The United States has been badgering West Germany to pump up its economy. This would open the German market to more American goods and reduce the economic pressure on the United States. But the Germans have no wish to disrupt their own economy in order to stabilize the U.S. economy. The nagging differences have produced a strain in U.S.-German relations. Carter's national security adviser, Zbigniew Brzezinski, reported back to him after a secret discussion with German Economic Minister Otto Graf Lambsdorff that the minister at least "expressed his sense of concern about the drift of U.S.-German relations."
Brzezinski is worried that U.S. power and prestige will be weakened if the dollar continue to plummet. The president is even more worried that his political fortunes will plummet if the voters continue having to pay more for the goods they buy.
This has led to nervous talks in the backrooms of the White House about wage, price and trade controls. According to the confidential minutes, Labor Secretary Ray Marshall stressed "the need for an effective anti-inflation policy." He argued that the federal government "should set an example for the private sector" by battling inflation.

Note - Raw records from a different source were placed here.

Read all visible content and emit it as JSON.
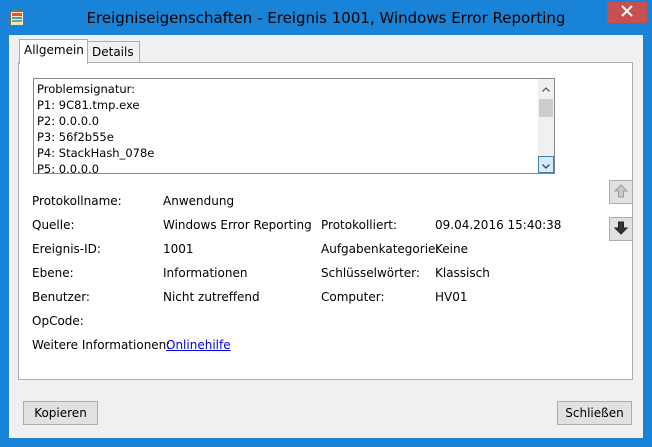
{
  "window": {
    "title": "Ereigniseigenschaften - Ereignis 1001, Windows Error Reporting",
    "accent_color": "#1883d7",
    "close_color": "#c75050"
  },
  "tabs": [
    {
      "label": "Allgemein",
      "active": true
    },
    {
      "label": "Details",
      "active": false
    }
  ],
  "description_lines": [
    "Problemsignatur:",
    "P1: 9C81.tmp.exe",
    "P2: 0.0.0.0",
    "P3: 56f2b55e",
    "P4: StackHash_078e",
    "P5: 0.0.0.0"
  ],
  "fields": {
    "protokollname": {
      "label": "Protokollname:",
      "value": "Anwendung"
    },
    "quelle": {
      "label": "Quelle:",
      "value": "Windows Error Reporting"
    },
    "protokolliert": {
      "label": "Protokolliert:",
      "value": "09.04.2016 15:40:38"
    },
    "ereignis_id": {
      "label": "Ereignis-ID:",
      "value": "1001"
    },
    "aufgabenkategorie": {
      "label": "Aufgabenkategorie:",
      "value": "Keine"
    },
    "ebene": {
      "label": "Ebene:",
      "value": "Informationen"
    },
    "schluesselwoerter": {
      "label": "Schlüsselwörter:",
      "value": "Klassisch"
    },
    "benutzer": {
      "label": "Benutzer:",
      "value": "Nicht zutreffend"
    },
    "computer": {
      "label": "Computer:",
      "value": "HV01"
    },
    "opcode": {
      "label": "OpCode:",
      "value": ""
    },
    "weitere": {
      "label": "Weitere Informationen:",
      "link": "Onlinehilfe"
    }
  },
  "buttons": {
    "copy": "Kopieren",
    "close": "Schließen"
  }
}
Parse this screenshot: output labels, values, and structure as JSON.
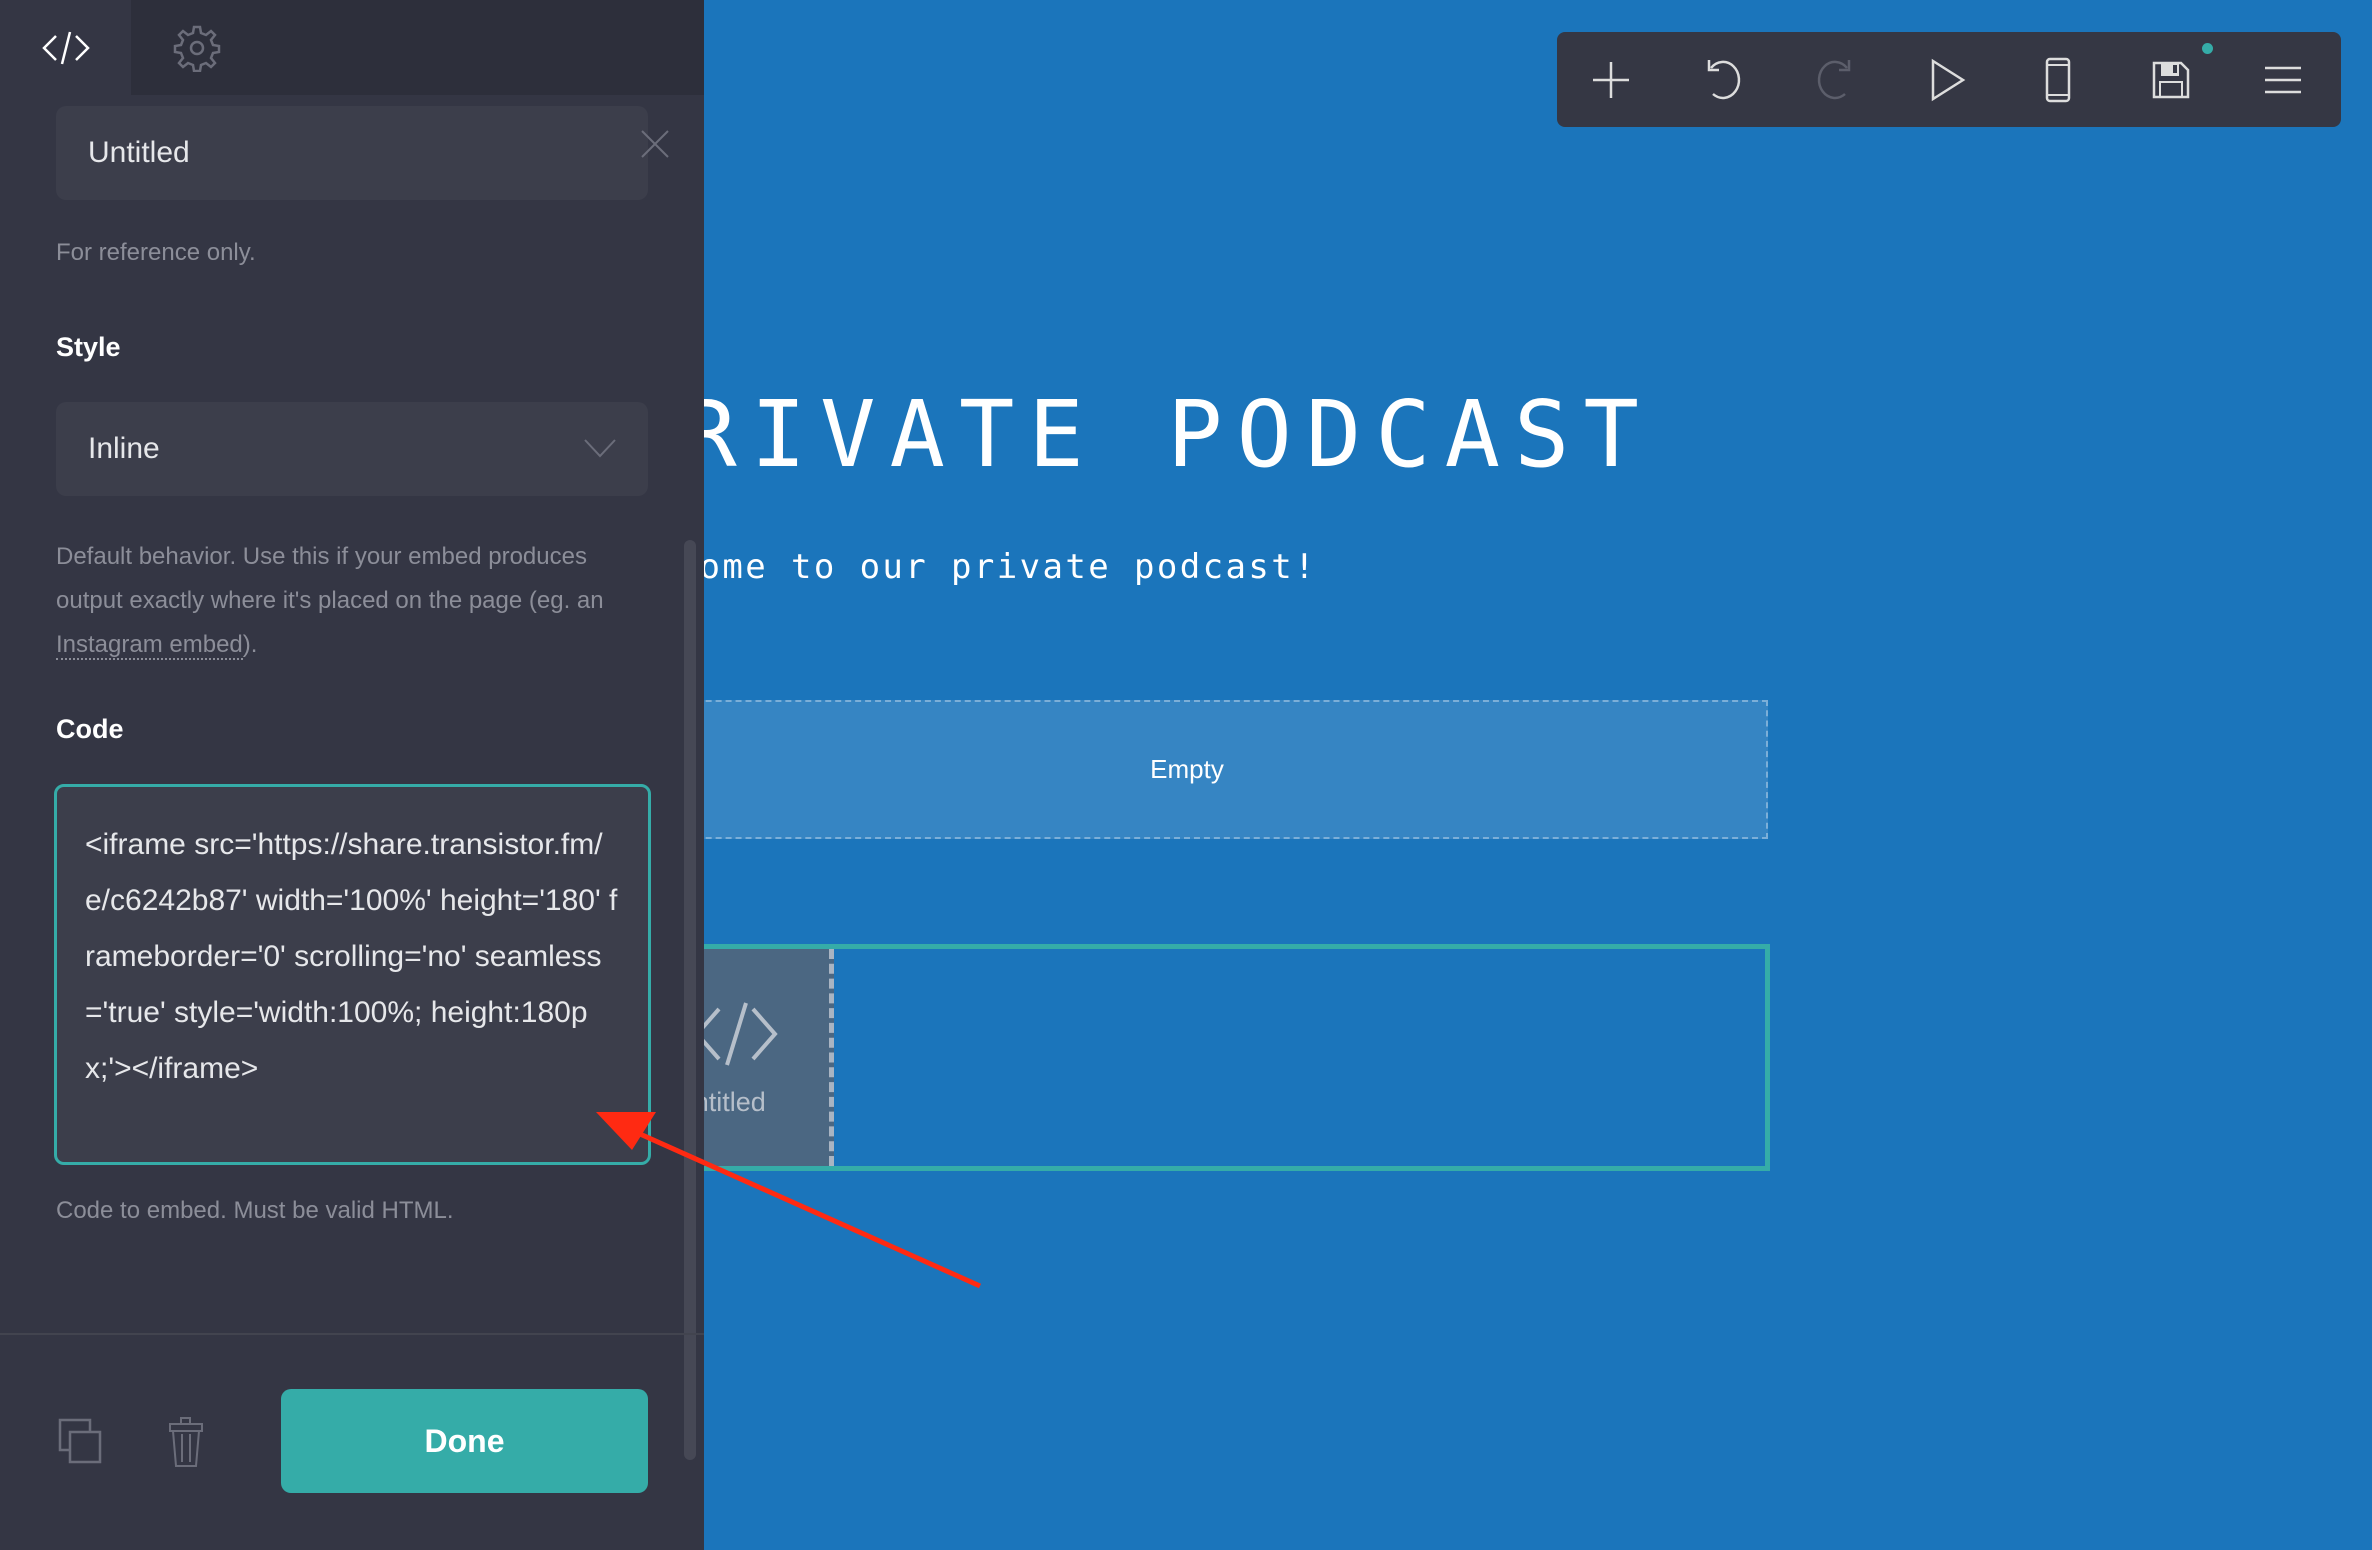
{
  "canvas": {
    "title": "PRIVATE PODCAST",
    "subtitle": "Welcome to our private podcast!",
    "empty_label": "Empty",
    "embed_label": "Untitled"
  },
  "toolbar": {
    "buttons": [
      "add-icon",
      "undo-icon",
      "redo-icon",
      "play-icon",
      "mobile-icon",
      "save-icon",
      "menu-icon"
    ],
    "unsaved_indicator_color": "#35aca8"
  },
  "panel": {
    "tabs": [
      "code-icon",
      "gear-icon"
    ],
    "name_value": "Untitled",
    "name_help": "For reference only.",
    "style_label": "Style",
    "style_value": "Inline",
    "style_help_pre": "Default behavior. Use this if your embed produces output exactly where it's placed on the page (eg. an ",
    "style_help_link": "Instagram embed",
    "style_help_post": ").",
    "code_label": "Code",
    "code_value": "<iframe src='https://share.transistor.fm/e/c6242b87' width='100%' height='180' frameborder='0' scrolling='no' seamless='true' style='width:100%; height:180px;'></iframe>",
    "code_help": "Code to embed. Must be valid HTML.",
    "done_label": "Done"
  },
  "colors": {
    "accent": "#35aca8",
    "canvas": "#1b75bb",
    "panel": "#343644",
    "annotation_arrow": "#ff2a12"
  }
}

Otherwise, he warned, "there will be escalating demands for wage and price controls or for a tighter monetary policy, both of which proposals are fraught with severe practical and political difficulties." He suggested that the federal government needs "a better inflation forecasting system." He proposed that each department should keep a watch on inflationary pressures in its area.
The president strongly agreed. He asked each Cabinet member "to assess anything he or she can accomplish in this area." He asked them "to make recommendations by phone or in writing to Schultze." Carter would like to keep the heavy hand of the bureaucracy off the economy.
Housing and Urban Development Secretary Patricia Harris complained that the Labor Department sets standards under the Davis-Bacon Act, which "often inflates labor costs." Marshall responded that "the issues is an extremely complicated one." But the president picking up Harris's point, agreed that "it is important not to let constituency groups dominate an agency's handling of issues that have inflationary impact".
The president's economic aides, meanwhile, contend that the jump in prices and the decline of the dollar have been caused by the coal strike, freezing weather, panicky speculators and other extraneous factors. But Carter sometimes seems to be whistling into the wind.